Textiles, dairy, and agriculture were flagged as three vulnerable industries.
RCEP, without India
Without India, the RCEP trade bloc still stands as the world’s largest free-trade bloc with a combined GDP of over 26 trillion and nearly one-third of the world’s population.
For India, the issue of tariff elimination remained critical all through the negotiation, as the post-RCEP scenario would widen the existing trade deficit and severely harm some vulnerable sectors.
Though the post-RCEP scenario might offer India an opportunity for greater market access, imports from partner countries would increase at a much higher rate than export in a reduced tariff situation.
Even with an optimistic assumption of low tariff cuts in sensitive sectors such as agriculture, dairy products, and other MSMEs sectors, it could still increase India’s imports more than exports.
What is China's role in RCEP?
RCEP was pushed by Beijing in 2012 to counter another FTA that was in the works at the time: The Trans-Pacific Partnership (TPP). The US-led TPP excluded China.
However, in 2016 US President Donald Trump withdrew his country from the TPP.
Since then, the RCEP has become a major tool for China to counter the US efforts to prevent trade with Beijing.
What does it mean for the US? -
A new US administration under President-elect Joe Biden will likely focus more on Southeast Asia, analysts say, although it remains unclear whether he would want to rejoin the CPTPP.
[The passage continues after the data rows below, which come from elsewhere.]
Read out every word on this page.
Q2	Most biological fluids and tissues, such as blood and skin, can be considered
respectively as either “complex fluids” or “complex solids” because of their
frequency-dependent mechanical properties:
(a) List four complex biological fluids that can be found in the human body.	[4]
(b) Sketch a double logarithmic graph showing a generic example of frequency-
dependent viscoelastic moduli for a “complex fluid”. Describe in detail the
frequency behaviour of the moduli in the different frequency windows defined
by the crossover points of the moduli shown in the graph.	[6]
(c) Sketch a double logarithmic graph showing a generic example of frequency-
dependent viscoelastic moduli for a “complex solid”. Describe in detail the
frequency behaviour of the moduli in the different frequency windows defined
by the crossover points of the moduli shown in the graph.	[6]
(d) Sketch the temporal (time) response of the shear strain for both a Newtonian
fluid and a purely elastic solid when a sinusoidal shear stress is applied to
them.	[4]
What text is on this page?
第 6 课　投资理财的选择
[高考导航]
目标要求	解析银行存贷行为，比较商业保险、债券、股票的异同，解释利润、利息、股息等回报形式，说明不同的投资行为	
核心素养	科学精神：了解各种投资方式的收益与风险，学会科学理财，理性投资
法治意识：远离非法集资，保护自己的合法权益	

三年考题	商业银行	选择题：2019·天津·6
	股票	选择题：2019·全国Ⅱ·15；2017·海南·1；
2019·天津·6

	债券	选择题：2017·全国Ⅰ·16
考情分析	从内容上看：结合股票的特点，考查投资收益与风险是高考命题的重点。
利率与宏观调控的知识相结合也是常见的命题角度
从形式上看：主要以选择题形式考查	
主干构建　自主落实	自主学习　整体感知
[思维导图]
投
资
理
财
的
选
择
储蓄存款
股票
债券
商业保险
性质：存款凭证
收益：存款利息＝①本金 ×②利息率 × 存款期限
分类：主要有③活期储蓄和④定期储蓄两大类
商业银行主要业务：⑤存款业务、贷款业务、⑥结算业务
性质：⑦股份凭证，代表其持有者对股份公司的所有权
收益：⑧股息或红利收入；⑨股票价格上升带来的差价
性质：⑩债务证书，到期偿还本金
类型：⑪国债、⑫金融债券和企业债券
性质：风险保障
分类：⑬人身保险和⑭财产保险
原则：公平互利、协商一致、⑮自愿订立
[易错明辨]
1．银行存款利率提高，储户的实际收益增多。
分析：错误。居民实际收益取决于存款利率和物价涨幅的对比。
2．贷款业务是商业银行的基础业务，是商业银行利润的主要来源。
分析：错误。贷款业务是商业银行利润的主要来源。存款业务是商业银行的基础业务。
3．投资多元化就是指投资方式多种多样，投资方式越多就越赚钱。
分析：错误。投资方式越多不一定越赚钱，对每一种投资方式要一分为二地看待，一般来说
To understand what the RCEP means for the United States, it’s important to look at the big trade deal that got away: the Trans-Pacific Partnership (TPP).
The TPP was part of the Obama Administration’s “pivot” to Asia, and was intended to counter China’s rise by improving economic cooperation with regional allies.
The TPP included a raft of environmental, human rights, intellectual property, and labor regulations that stood to bolster U.S. competitiveness.
The authors of the deal hoped that if enough of China’s other major trade partners signed on, China would be forced to join as well—and comply with the new standards.
But Trump made quitting the TPP a campaign issue in 2016, painting it as another free trade deal that would ship U.S. manufacturing jobs overseas.
The agreement morphed into the Comprehensive and Progressive Agreement for Trans-Pacific Partnership (CPTPP), which 11 nations—including Japan, Canada, and Australia—have signed.
But, without the heft of the U.S. in the mix, China has not signed on.
The RCEP, unlike the TPP, does not include detailed provisions related to environmental and labor standards.
Conclusion
While the conclusion of RCEP’s negotiations is a substantial achievement on several fronts, ASEAN cannot be apathetic to wider trends and rest on its laurels. All too often, ASEAN has been the “businessman who oversells and under-delivers.” ASEAN members must muster the political will to ensure implementation and proper follow-through while continuing to work toward bringing India back into the agreement. Despite criticism surrounding the ASEAN Way and its flexible and consensus decision-making processes, it is precisely these qualities that have made ASEAN and RCEP resilient and poised to succeed.